Short Interview with Florian Snow (2019)
FSFE: What made you interested in the FSFE and motivated to become a supporter?
Florian Snow: I knew the Free Software Foundation and to be honest, I was unsure what to think about the FSFE at first. So I became an FSF associate member and engaged as a volunteer with them. It was actually after a talk by Richard Stallman in 2012 that I decided to support the FSFE. I simply realized that the two organizations complemented each other incredibly well and that I should also support the organization that is more focused on Europe. When I reveived my welcome letter, Matthias Kirschner who was the German and Fellowship coordinator at the time had hand-written a little note at the bottom that he was hoping to meet in person soon. He also encouraged me to post some of the work I did for the FSF to FSFE mailing lists as well and that is how my engagement started.
What is the most fun part about engaging for the FSFE?
I love the welcoming culture at the FSFE. Whenever I have a halfway decent idea, I get to do it. The only requirement is that I will either do the work myself or am willing to coordinate others to work on it. It feels good to be able to actively work for Free Software in such an unbureaucratic way.
What is your favourite FSFE campaign at the moment?
For me, it is still "I love Free Software". It only happens once a year, but there are so many cool graphics around it and it draws a lot of public attention. It is also a campaign that shows that we can be fun and even a bit goofy as a community and I love that because I can be quite goofy myself.
In one sentence: What is the biggest benefit of Free Software?
The four freedoms that allow you to be independent of a specific entity: You choose and adapt the best-suited software and then independently choose services from a whole range of offers.
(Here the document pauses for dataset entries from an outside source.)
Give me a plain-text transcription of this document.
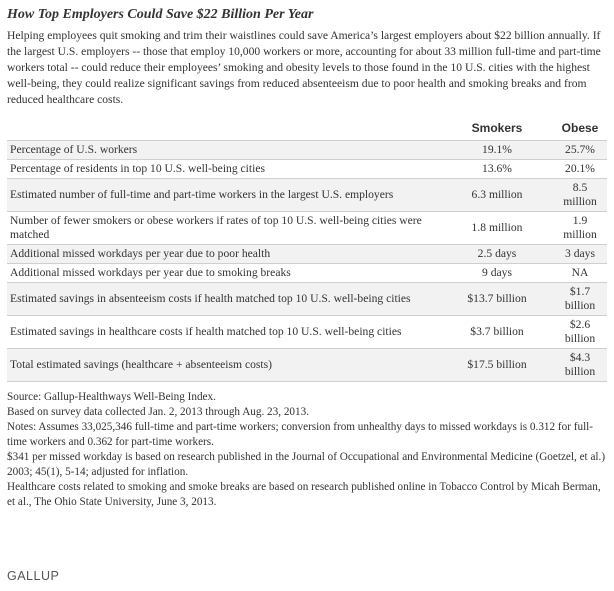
How Top Employers Could Save $22 Billion Per Year

Helping employees quit smoking and trim their waistlines could save America’s largest employers about $22 billion annually. If the largest U.S. employers -- those that employ 10,000 workers or more, accounting for about 33 million full-time and part-time workers total -- could reduce their employees’ smoking and obesity levels to those found in the 10 U.S. cities with the highest well-being, they could realize significant savings from reduced absenteeism due to poor health and smoking breaks and from reduced healthcare costs.

	Smokers	Obese
Percentage of U.S. workers	19.1%	25.7%
Percentage of residents in top 10 U.S. well-being cities	13.6%	20.1%
Estimated number of full-time and part-time workers in the largest U.S. employers	6.3 million	8.5 million
Number of fewer smokers or obese workers if rates of top 10 U.S. well-being cities were matched	1.8 million	1.9 million
Additional missed workdays per year due to poor health	2.5 days	3 days
Additional missed workdays per year due to smoking breaks	9 days	NA
Estimated savings in absenteeism costs if health matched top 10 U.S. well-being cities	$13.7 billion	$1.7 billion
Estimated savings in healthcare costs if health matched top 10 U.S. well-being cities	$3.7 billion	$2.6 billion
Total estimated savings (healthcare + absenteeism costs)	$17.5 billion	$4.3 billion

Source: Gallup-Healthways Well-Being Index.

Based on survey data collected Jan. 2, 2013 through Aug. 23, 2013.

Notes: Assumes 33,025,346 full-time and part-time workers; conversion from unhealthy days to missed workdays is 0.312 for full-time workers and 0.362 for part-time workers.

$341 per missed workday is based on research published in the Journal of Occupational and Environmental Medicine (Goetzel, et al.) 2003; 45(1), 5-14; adjusted for inflation.

Healthcare costs related to smoking and smoke breaks are based on research published online in Tobacco Control by Micah Berman, et al., The Ohio State University, June 3, 2013.

GALLUP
You are the most active volunteer for PMPC campaign, you are Deputy Coordinator Germany and Coordinator Franconia and you do not mind driving hundreds of kilometers to support a booth-team if you see necessary. What is your secret superpower and can we have access to it too?
I think that may be too much praise. In any of the positions you mentioned, there are so many other volunteers involved that make great contributions that all I do at times, is tweak a suggestion a little. So I would pass on that praise to all of our other great volunteers.In regards to the superpower, I would have to name my bad conscience that I might not be doing enough. In all seriousness though, I know that it is important for volunteers to avoid burn-out and so not taking on too much and taking breaks is important. Still, there is always the drive to spend more time on this important cause and that, in combination with meeting other wonderful volunteers at events such as RMLL or FOSDEM and in personal visits is what keeps me going.
What is your favourite Free Software?
That's a tough one. I love VLC, because it plays anything you throw at it, I love also Inkscape, Emacs, Firefox, Audacity, Krita, and many more. So perhaps I can cheat a little bit and name Debian as my favorite Free Software. Debian is absolutely reliable and trustworthy and I could not do my work or my volunteer tasks nearly as consistently without it.
Is there anything you believe the FSFE should improve or begin working on next? Any wishes for the future?
I think the FSFE is generally on a good path with it's campaigns to promote Free Software. The one thing we and any organization with a similar structure always needs to pay attention to is how to engage volunteers and keep them motivated. The FSFE consists of mostly volunteers and the more consistently we can engage people, the more good work we can do. We need to continue our efforts here to keep entry barriers low, avoid frustration, and let people work on interesting tasks.